L’ex Orange en reprend pour son
grade dans une « Lettre ouverte-Tribune » qui lui est adressée par
des réalisateurs inquiets.
Celle qui n’a plus qu’une idée fixe lancer
à marche forcée et sans véritable cadre juridique la chaîne d’info en continu
sous ce gouvernement avant l’élection présidentielle de 2017, doit faire
face à présent au scepticisme des réalisateurs signataires.
Le blog CGC
Média qui a récemment commenté le foutoir et la démobilisation qui sont le
quotidien de France Télévisions depuis quelques mois, relaie évidemment cette
tribune qui en dit long sur la déliquescence de la télé publique.

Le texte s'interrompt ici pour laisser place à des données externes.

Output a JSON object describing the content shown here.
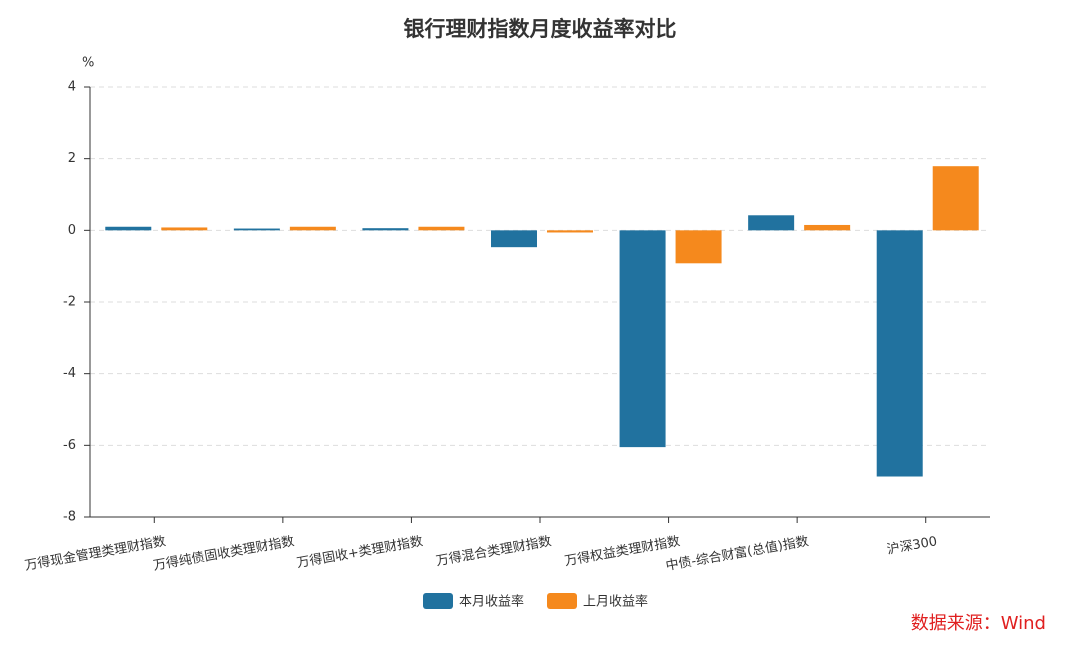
{
  "chart_data": {
    "type": "bar",
    "title": "银行理财指数月度收益率对比",
    "y_label": "%",
    "categories": [
      "万得现金管理类理财指数",
      "万得纯债固收类理财指数",
      "万得固收+类理财指数",
      "万得混合类理财指数",
      "万得权益类理财指数",
      "中债-综合财富(总值)指数",
      "沪深300"
    ],
    "series": [
      {
        "name": "本月收益率",
        "color": "#21729f",
        "values": [
          0.1,
          0.05,
          0.06,
          -0.47,
          -6.05,
          0.42,
          -6.87
        ]
      },
      {
        "name": "上月收益率",
        "color": "#f5891d",
        "values": [
          0.08,
          0.1,
          0.1,
          -0.06,
          -0.92,
          0.15,
          1.79
        ]
      }
    ],
    "ylim": [
      -8,
      4
    ],
    "yticks": [
      4,
      2,
      0,
      -2,
      -4,
      -6,
      -8
    ],
    "grid": true,
    "source": "数据来源：Wind"
  }
}
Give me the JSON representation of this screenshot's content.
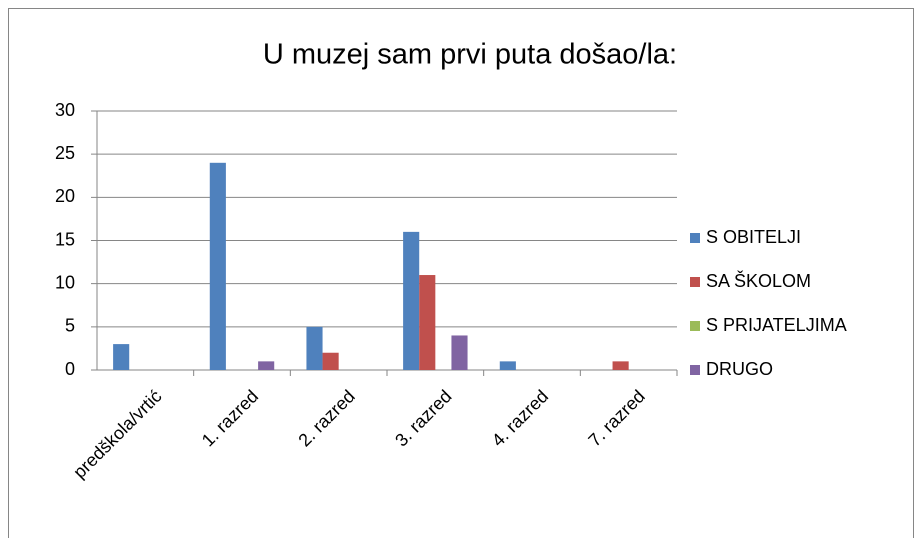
{
  "chart_data": {
    "type": "bar",
    "title": "U muzej sam prvi puta došao/la:",
    "categories": [
      "predškola/vrtić",
      "1. razred",
      "2. razred",
      "3. razred",
      "4. razred",
      "7. razred"
    ],
    "series": [
      {
        "name": "S OBITELJI",
        "color": "#4f81bd",
        "values": [
          3,
          24,
          5,
          16,
          1,
          0
        ]
      },
      {
        "name": "SA ŠKOLOM",
        "color": "#c0504d",
        "values": [
          0,
          0,
          2,
          11,
          0,
          1
        ]
      },
      {
        "name": "S PRIJATELJIMA",
        "color": "#9bbb59",
        "values": [
          0,
          0,
          0,
          0,
          0,
          0
        ]
      },
      {
        "name": "DRUGO",
        "color": "#8064a2",
        "values": [
          0,
          1,
          0,
          4,
          0,
          0
        ]
      }
    ],
    "ylim": [
      0,
      30
    ],
    "yticks": [
      0,
      5,
      10,
      15,
      20,
      25,
      30
    ],
    "grid": true,
    "legend": "right"
  }
}
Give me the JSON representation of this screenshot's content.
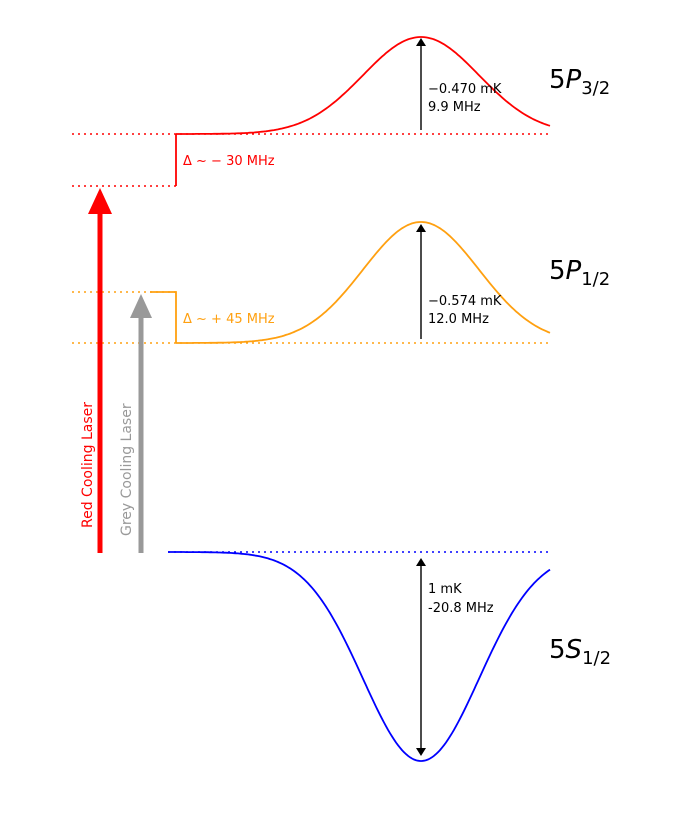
{
  "colors": {
    "red": "#ff0000",
    "orange": "#ffa010",
    "blue": "#0000ff",
    "grey": "#999999",
    "black": "#000000"
  },
  "levels": {
    "p32": {
      "label_main": "5",
      "label_italic": "P",
      "label_sub": "3/2",
      "shift_label": "−0.470 mK",
      "freq_label": "9.9 MHz",
      "detuning_label": "Δ ~ − 30 MHz"
    },
    "p12": {
      "label_main": "5",
      "label_italic": "P",
      "label_sub": "1/2",
      "shift_label": "−0.574 mK",
      "freq_label": "12.0 MHz",
      "detuning_label": "Δ ~ + 45 MHz"
    },
    "s12": {
      "label_main": "5",
      "label_italic": "S",
      "label_sub": "1/2",
      "shift_label": "1 mK",
      "freq_label": "-20.8 MHz"
    }
  },
  "lasers": {
    "red_label": "Red Cooling Laser",
    "grey_label": "Grey Cooling Laser"
  }
}
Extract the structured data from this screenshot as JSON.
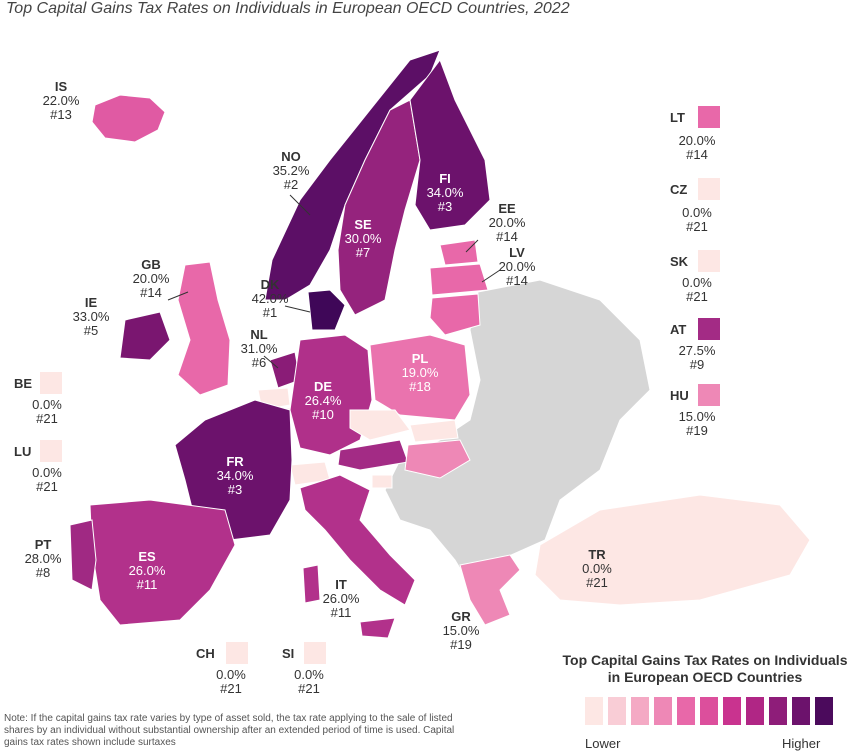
{
  "title": "Top Capital Gains Tax Rates on Individuals in European OECD Countries, 2022",
  "legend": {
    "title_line1": "Top Capital Gains Tax Rates on Individuals",
    "title_line2": "in European OECD Countries",
    "low_label": "Lower",
    "high_label": "Higher",
    "colors": [
      "#fde7e4",
      "#f9cdd6",
      "#f4a9c4",
      "#ee88b6",
      "#e868a9",
      "#dc4f9c",
      "#c9338f",
      "#b02685",
      "#8e1d79",
      "#6c126c",
      "#4b0a5c"
    ]
  },
  "note": "Note: If the capital gains tax rate varies by type of asset sold, the tax rate applying to the sale of listed shares by an individual without substantial ownership after an extended period of time is used. Capital gains tax rates shown include surtaxes",
  "countries": {
    "IS": {
      "code": "IS",
      "rate": "22.0%",
      "rank": "#13",
      "color": "#e05aa3"
    },
    "NO": {
      "code": "NO",
      "rate": "35.2%",
      "rank": "#2",
      "color": "#5c0f66"
    },
    "FI": {
      "code": "FI",
      "rate": "34.0%",
      "rank": "#3",
      "color": "#6c126c"
    },
    "SE": {
      "code": "SE",
      "rate": "30.0%",
      "rank": "#7",
      "color": "#95237d"
    },
    "EE": {
      "code": "EE",
      "rate": "20.0%",
      "rank": "#14",
      "color": "#e868a9"
    },
    "LV": {
      "code": "LV",
      "rate": "20.0%",
      "rank": "#14",
      "color": "#e868a9"
    },
    "LT": {
      "code": "LT",
      "rate": "20.0%",
      "rank": "#14",
      "color": "#e868a9"
    },
    "GB": {
      "code": "GB",
      "rate": "20.0%",
      "rank": "#14",
      "color": "#e868a9"
    },
    "IE": {
      "code": "IE",
      "rate": "33.0%",
      "rank": "#5",
      "color": "#7a1670"
    },
    "DK": {
      "code": "DK",
      "rate": "42.0%",
      "rank": "#1",
      "color": "#3f0758"
    },
    "NL": {
      "code": "NL",
      "rate": "31.0%",
      "rank": "#6",
      "color": "#8a1c77"
    },
    "DE": {
      "code": "DE",
      "rate": "26.4%",
      "rank": "#10",
      "color": "#b0308a"
    },
    "PL": {
      "code": "PL",
      "rate": "19.0%",
      "rank": "#18",
      "color": "#ea73ae"
    },
    "FR": {
      "code": "FR",
      "rate": "34.0%",
      "rank": "#3",
      "color": "#6c126c"
    },
    "ES": {
      "code": "ES",
      "rate": "26.0%",
      "rank": "#11",
      "color": "#b2318b"
    },
    "PT": {
      "code": "PT",
      "rate": "28.0%",
      "rank": "#8",
      "color": "#a02983"
    },
    "IT": {
      "code": "IT",
      "rate": "26.0%",
      "rank": "#11",
      "color": "#b2318b"
    },
    "GR": {
      "code": "GR",
      "rate": "15.0%",
      "rank": "#19",
      "color": "#ee88b6"
    },
    "TR": {
      "code": "TR",
      "rate": "0.0%",
      "rank": "#21",
      "color": "#fde7e4"
    },
    "CZ": {
      "code": "CZ",
      "rate": "0.0%",
      "rank": "#21",
      "color": "#fde7e4"
    },
    "SK": {
      "code": "SK",
      "rate": "0.0%",
      "rank": "#21",
      "color": "#fde7e4"
    },
    "AT": {
      "code": "AT",
      "rate": "27.5%",
      "rank": "#9",
      "color": "#a32b85"
    },
    "HU": {
      "code": "HU",
      "rate": "15.0%",
      "rank": "#19",
      "color": "#ee88b6"
    },
    "BE": {
      "code": "BE",
      "rate": "0.0%",
      "rank": "#21",
      "color": "#fde7e4"
    },
    "LU": {
      "code": "LU",
      "rate": "0.0%",
      "rank": "#21",
      "color": "#fde7e4"
    },
    "CH": {
      "code": "CH",
      "rate": "0.0%",
      "rank": "#21",
      "color": "#fde7e4"
    },
    "SI": {
      "code": "SI",
      "rate": "0.0%",
      "rank": "#21",
      "color": "#fde7e4"
    }
  },
  "non_oecd_color": "#d6d6d6"
}
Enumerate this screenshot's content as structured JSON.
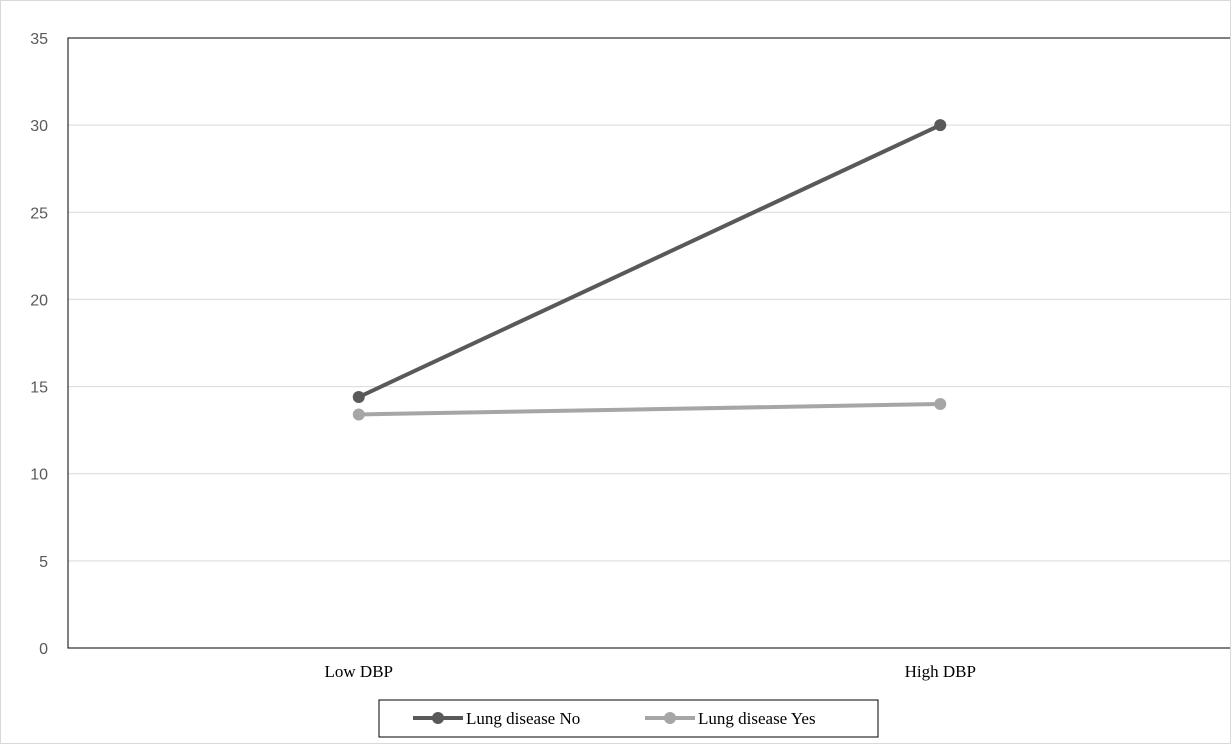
{
  "chart_data": {
    "type": "line",
    "categories": [
      "Low DBP",
      "High DBP"
    ],
    "series": [
      {
        "name": "Lung disease No",
        "values": [
          14.4,
          30.0
        ],
        "color": "#595959"
      },
      {
        "name": "Lung disease Yes",
        "values": [
          13.4,
          14.0
        ],
        "color": "#a6a6a6"
      }
    ],
    "ylim": [
      0,
      35
    ],
    "yticks": [
      "0",
      "5",
      "10",
      "15",
      "20",
      "25",
      "30",
      "35"
    ],
    "grid": true,
    "legend_position": "bottom",
    "title": "",
    "xlabel": "",
    "ylabel": ""
  }
}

Dans cette lettre ouverte à la
présidente de France Télévisions qui dénonce "le manque de lisibilité du projet" de l'ex Orange, plusieurs cinéastes s’inquiètent du peu
de place laissée à la fiction d’auteur sur les écrans du service public.
La voici:
"Madame Ernotte, refaites de la télé avec du cinéma
Chère Delphine Ernotte, Alors que vous vous apprêtez à
redéfinir, avec l’État, le contrat d’objectifs et de moyens de France
Télévisions, nous voulons vous faire part de notre inquiétude s’agissant du
sort que vous réservez au cinéma français et européen, qui semble avoir déserté
votre discours.
Dans le rapport que vous avez présenté devant le CSA
lors de votre candidature à la présidence de France Télévisions, vous avez
pourtant fait de la création une de vos priorités et vous vous êtes engagée à
mieux l’exposer, à mieux la montrer, sur l’ensemble des écrans de la télévision
publique.
Nous partageons évidemment avec vous cette volonté :
le service public de l’audiovisuel a l’occasion unique de devenir pionnier dans
sa façon d’exposer le cinéma. En utilisant intelligemment le numérique et les
régulations qui y seront attachées, vous avez aujourd’hui les moyens d’inventer
la télévision de demain, notamment avec la télévision de rattrapage. C’est là
un enjeu majeur pour les futures générations.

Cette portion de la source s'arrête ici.